PPierre-Évariste Douaire
@12 Jan 2008

Grande rétrospective de l’œuvre d’un photographe épris de couleur, qui parvient à saturer, à densifier, les couleurs séparément. La fascination qu’exerce cette œuvre ne s’appuie ni sur le sujet des images, ni sur une technique extraordinaire, mais bien sur un rendu qui attire et retient l’œil.

La grande rétrospective consacrée à William Eggleston à la Fondation Cartier présente l’œuvre d’un photographe épris de couleur. Elle récompense une figure qui a imposé la couleur comme l’égal du noir et blanc, notamment grâce à l’exposition de 1976 au MOMA de New York intitulée Photographs by William Eggleston. Depuis le début de sa carrière Eggleston ne cesse de travailler la couleur, où plus exactement les couleurs. Comme un coloriste, il traite les couleurs les unes après les autres. Grâce à la technique du dye-transfer dans les années soixante-dix, puis maintenant grâce au numérique, il parvient à saturer, à densifier, les couleurs séparément.

L’exposition se décompose au gré des travaux successifs du photographe, jusqu’à la commande réalisée en octobre 2001 au Japon. Ses premiers portfolios en noir et blanc datant de 1974 côtoie la commande de Cartier pour l’exposition sur le Désert.

Influencé dès ses début par Walker Evans, on retrouve dans ses clichés le même souci de témoignage. Entre photo-journalisme et photo de mode, Eggleston adopte un cadrage frontal légèrement décalé. Ce qui frappe chez lui c’est la simplicité des prises de vues en plongée, en contre plongée, au ras du sol. Il n’hésite pas à distordre l’image en utilisant le grand angle, ou provoquer de grandes perspectives en utilisant un angle décalé.

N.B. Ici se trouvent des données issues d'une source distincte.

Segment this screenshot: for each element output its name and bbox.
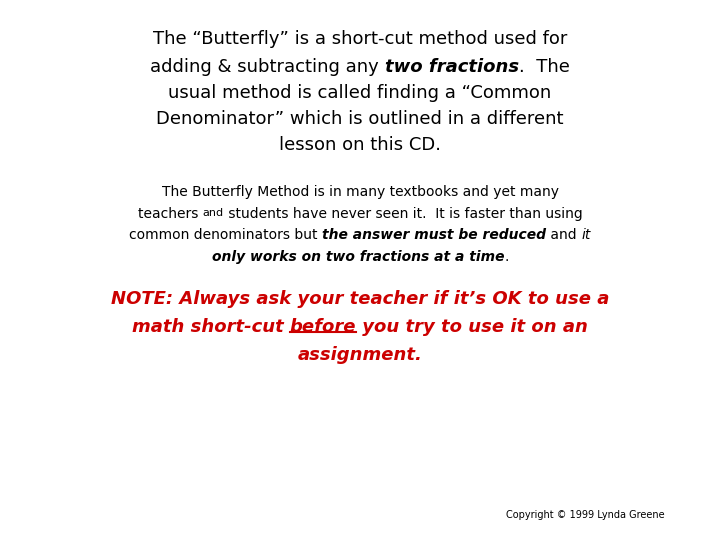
Text: Copyright © 1999 Lynda Greene: Copyright © 1999 Lynda Greene xyxy=(506,510,665,520)
Text: usual method is called finding a “Common: usual method is called finding a “Common xyxy=(168,84,552,102)
Text: only works on two fractions at a time: only works on two fractions at a time xyxy=(212,250,504,264)
Text: students have never seen it.  It is faster than using: students have never seen it. It is faste… xyxy=(224,207,582,221)
Text: .  The: . The xyxy=(519,58,570,76)
Text: The Butterfly Method is in many textbooks and yet many: The Butterfly Method is in many textbook… xyxy=(161,185,559,199)
Text: lesson on this CD.: lesson on this CD. xyxy=(279,136,441,154)
Text: teachers: teachers xyxy=(138,207,202,221)
Text: you try to use it on an: you try to use it on an xyxy=(356,318,588,336)
Text: common denominators but: common denominators but xyxy=(130,228,323,242)
Text: and: and xyxy=(546,228,581,242)
Text: and: and xyxy=(202,208,224,218)
Text: two fractions: two fractions xyxy=(384,58,519,76)
Text: the answer must be reduced: the answer must be reduced xyxy=(323,228,546,242)
Text: it: it xyxy=(581,228,590,242)
Text: The “Butterfly” is a short-cut method used for: The “Butterfly” is a short-cut method us… xyxy=(153,30,567,48)
Text: adding & subtracting any: adding & subtracting any xyxy=(150,58,384,76)
Text: NOTE: Always ask your teacher if it’s OK to use a: NOTE: Always ask your teacher if it’s OK… xyxy=(111,290,609,308)
Text: math short-cut: math short-cut xyxy=(132,318,290,336)
Text: .: . xyxy=(504,250,508,264)
Text: before: before xyxy=(290,318,356,336)
Text: assignment.: assignment. xyxy=(297,346,423,364)
Text: Denominator” which is outlined in a different: Denominator” which is outlined in a diff… xyxy=(156,110,564,128)
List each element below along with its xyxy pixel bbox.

Les sujets sont tantôt photographiés comme des détails, tantôt perdus dans un immense paysage. Eggleston se pose comme le photographe des objets, mais aussi de la route, du « car of life » américain. Les bordures de la route lui sont familières, comme les bas côtés que sont les snack-bar, les enjoliveurs des voitures. Il campe des décors dans lesquels se plantent les piquets du paysage urbain et désertique. On y trouve des cactus, des lampadaires, des enseignes publicitaires et des personnages. Placés au centre de la composition, ces personnes appartiennent au décor comme des pièces rapportées. Ils sont là, mais rien de les distingue des autres éléments du paysage. Statiques et rigides, ils se dressent droit comme des i. Plantés là comme par hasard, ils ressemblent à ces valises posées près d’une route, dans une attente de départ, d’arrivée, de transit, nul ne le sait. Cette incertitude se retrouve dans l’impossibilité de dater les clichés. Malgré une amplitude de trente années de travail rien n’est mesurable. Le paysage, ce no man’s land, fait écho à une intemporalité frappante. Les rognures des bordures, comme les coins rongés des enseignes et des calanques semblent être les mêmes malgré les années.

Les clichés d’Eggleston oscillent entre banalité et élégance. L’audace de la prise de vue ou son effacement dans la simplicité sont toujours soutenus par un tirage d’une très grande qualité lumineuse. Cette fascination que l’on porte aux photos est troublante, car elle ne s’appuie ni sur le sujet des images, ni sur une technique extraordinaire, mais bien sur un rendu qui attire et retient l’œil. Ni le nombre des tirages, derrière lequel on soupçonne une frénésie à « shooter », ni leur fragile pauvreté ne parviennent à nous détourner des cimaises.

William Eggleston
— Série Kyoto, 2001. Photographies couleur. Dimensions variables. — Quatorze portfolio, 1974. Photographies noir et blanc. Dimensions variables. — Série du MOMA, 1976. Photographies couleur. Dimensions variables. — Série Désert, 2000. Photographies couleur. Dimensions variables.